Questo significa che per esempio certi impeti polemici sarebbero poco compatibili nei confronti di un alleato strategico che è anche quello chiamato dai rapporti di forza a dirigere la baracca. O pretendere di porre veti, di dettar legge: si è visto che capolavoro in Liguria. E neanche spostandosi più “a sinistra”, per esempio sulle questioni internazionali e il pacifismo, Conte potrebbe sperare di trovare ossigeno perché quell’area è in parte presidiata dal Partito democratico e in parte da quell’Alleanza Verdi-Sinistra che sta dimostrando una sua tenuta e che già ora ha un consenso non molto inferiore a quello dei post-grillini.
L’avvocato-senza-scrupoli per questo non rinuncia a corteggiare il rossobrunismo più hard. Alla Convenzione interverrà anche Sahra Wagenknecht, fondatrice e leader di Bsw, Bundnis Sahra Wagenknecht, una leader populista nota per le sue tesi “pacifiste” e contro la Resistenza ucraina. In effetti, è la linea di Conte.
Stare con i progressisti, dunque, per tenere accesa una fiammella: meglio un cespuglio che niente.
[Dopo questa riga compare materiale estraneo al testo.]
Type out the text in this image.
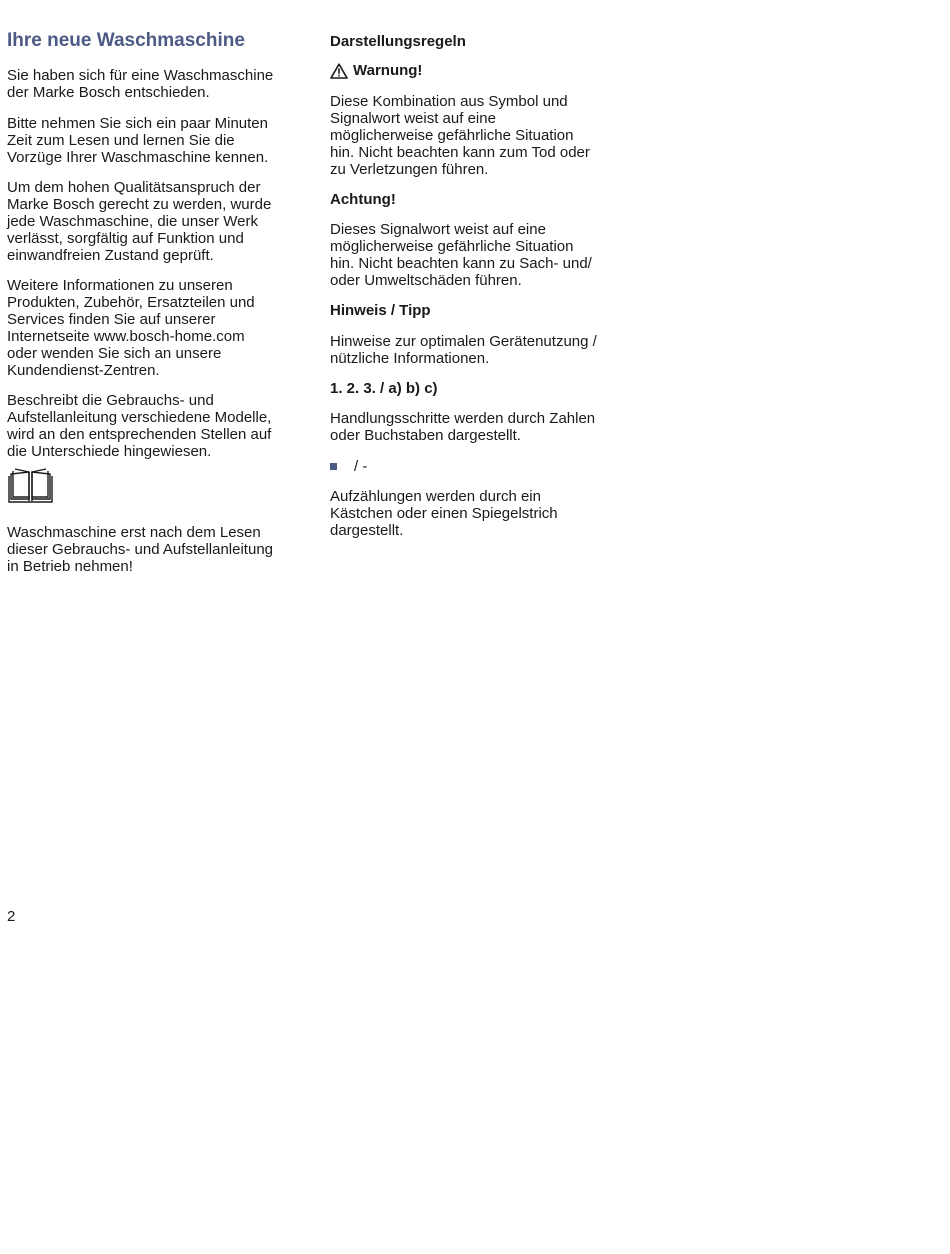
Ihre neue Waschmaschine

Sie haben sich für eine Waschmaschine
der Marke Bosch entschieden.

Bitte nehmen Sie sich ein paar Minuten
Zeit zum Lesen und lernen Sie die
Vorzüge Ihrer Waschmaschine kennen.

Um dem hohen Qualitätsanspruch der
Marke Bosch gerecht zu werden, wurde
jede Waschmaschine, die unser Werk
verlässt, sorgfältig auf Funktion und
einwandfreien Zustand geprüft.

Weitere Informationen zu unseren
Produkten, Zubehör, Ersatzteilen und
Services finden Sie auf unserer
Internetseite www.bosch-home.com
oder wenden Sie sich an unsere
Kundendienst-Zentren.

Beschreibt die Gebrauchs- und
Aufstellanleitung verschiedene Modelle,
wird an den entsprechenden Stellen auf
die Unterschiede hingewiesen.

Waschmaschine erst nach dem Lesen
dieser Gebrauchs- und Aufstellanleitung
in Betrieb nehmen!

Darstellungsregeln
Warnung!

Diese Kombination aus Symbol und
Signalwort weist auf eine
möglicherweise gefährliche Situation
hin. Nicht beachten kann zum Tod oder
zu Verletzungen führen.

Achtung!

Dieses Signalwort weist auf eine
möglicherweise gefährliche Situation
hin. Nicht beachten kann zu Sach- und/
oder Umweltschäden führen.

Hinweis / Tipp

Hinweise zur optimalen Gerätenutzung /
nützliche Informationen.

1. 2. 3. / a) b) c)

Handlungsschritte werden durch Zahlen
oder Buchstaben dargestellt.

/ -

Aufzählungen werden durch ein
Kästchen oder einen Spiegelstrich
dargestellt.

2
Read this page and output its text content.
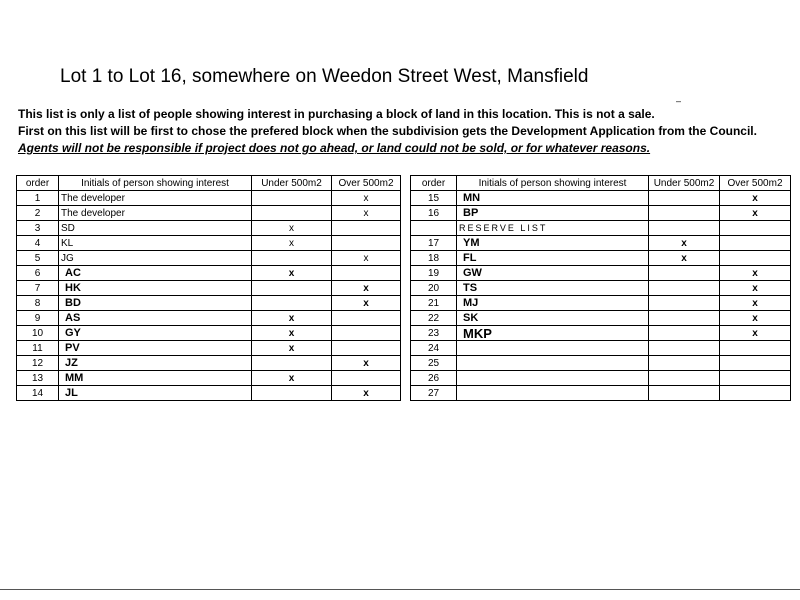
Lot 1 to Lot 16, somewhere on Weedon Street West, Mansfield
–

This list is only a list of people showing interest in purchasing a block of land in this location. This is not a sale.
First on this list will be first to chose the prefered block when the subdivision gets the Development Application from the Council. Agents will not be responsible if project does not go ahead, or land could not be sold, or for whatever reasons.

order	Initials of person showing interest	Under 500m2	Over 500m2
1	The developer		x
2	The developer		x
3	SD	x	
4	KL	x	
5	JG		x
6	AC	x	
7	HK		x
8	BD		x
9	AS	x	
10	GY	x	
11	PV	x	
12	JZ		x
13	MM	x	
14	JL		x
order	Initials of person showing interest	Under 500m2	Over 500m2
15	MN		x
16	BP		x
	RESERVE LIST		
17	YM	x	
18	FL	x	
19	GW		x
20	TS		x
21	MJ		x
22	SK		x
23	MKP		x
24			
25			
26			
27			
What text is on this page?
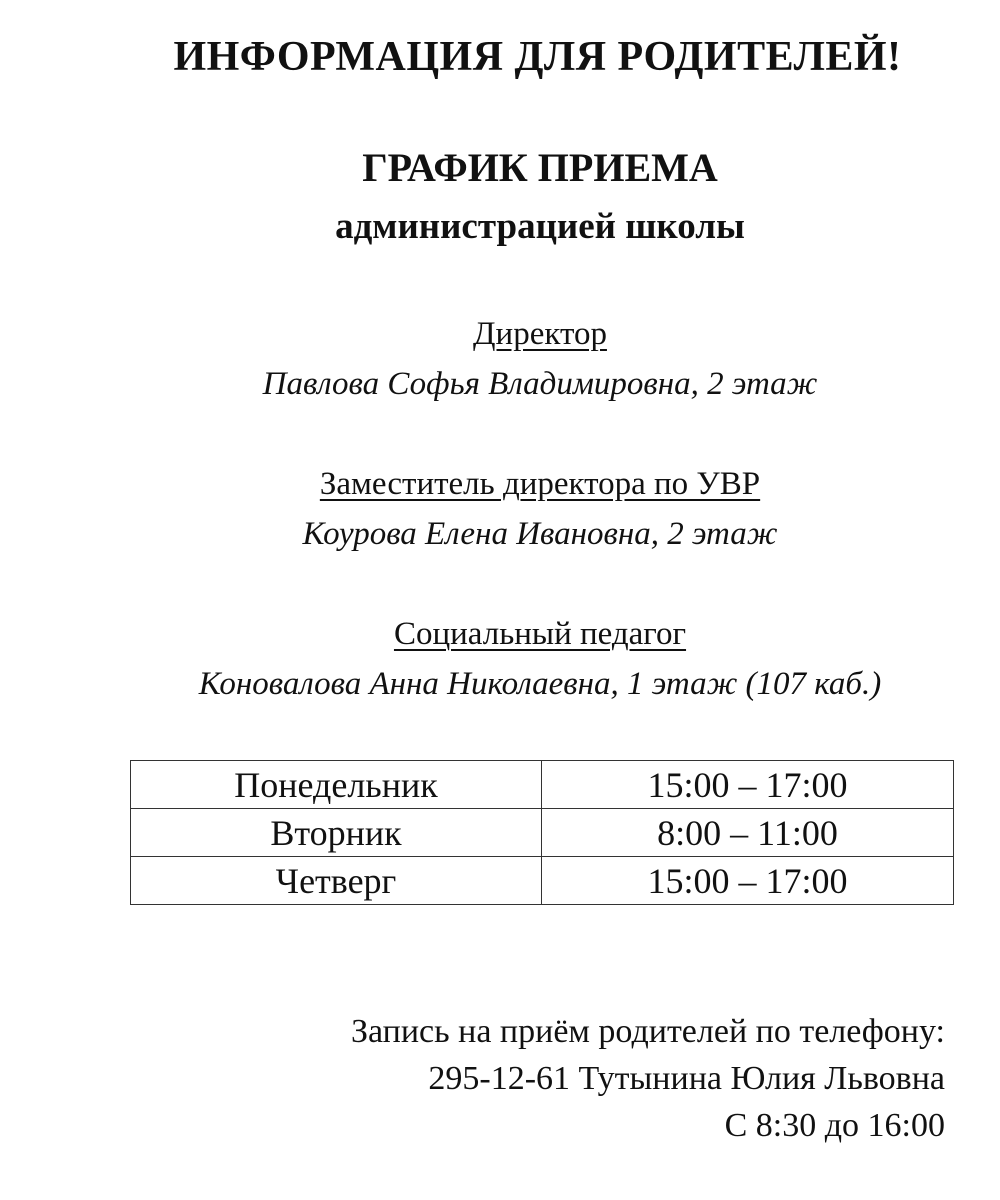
ИНФОРМАЦИЯ ДЛЯ РОДИТЕЛЕЙ!
ГРАФИК ПРИЕМА
администрацией школы
Директор
Павлова Софья Владимировна, 2 этаж
Заместитель директора по УВР
Коурова Елена Ивановна, 2 этаж
Социальный педагог
Коновалова Анна Николаевна, 1 этаж (107 каб.)
Понедельник	15:00 – 17:00
Вторник	8:00 – 11:00
Четверг	15:00 – 17:00
Запись на приём родителей по телефону:
295-12-61 Тутынина Юлия Львовна
С 8:30 до 16:00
Magari con la faccia nuova e aggressiva di Chiara Appendino, una “unitaria” ma fino a un certo punto, a sostituire un Conte diventato improvvisamente “vecchio”, un non vincente.
Ma c’è poi una ragione più di fondo che va nella direzione dell’esaurimento della spinta propulsiva del Movimento. E cioè che stanno emergendo diversi segnali di una parabola dell’antipolitica. Sempre alle Regionali in Emilia-Romagna e Umbria sono andati male, oltre i contiani, anche la Lega e un tipo come Stefano Bandecchi, probabilmente perché, pur con tutti i problemi, il sistema politico in qualche modo si è riorganizzato e stabilizzato attorno a questo bipolarismo dominato da Partito democratico e Fratelli d’Italia, con buona pace delle forme più clamorose di populismo inteso come contestazione del sistema di cui il Movimento 5 stelle è stato in questi anni la punta di lancia. Una punta che si è spezzata probabilmente per sempre. Grillo ha detto che «Conte non ammette che è finita, è come l’ultimo giapponese». E tra i due non si sa chi sia il vero giapponese. Probabilmente entrambi.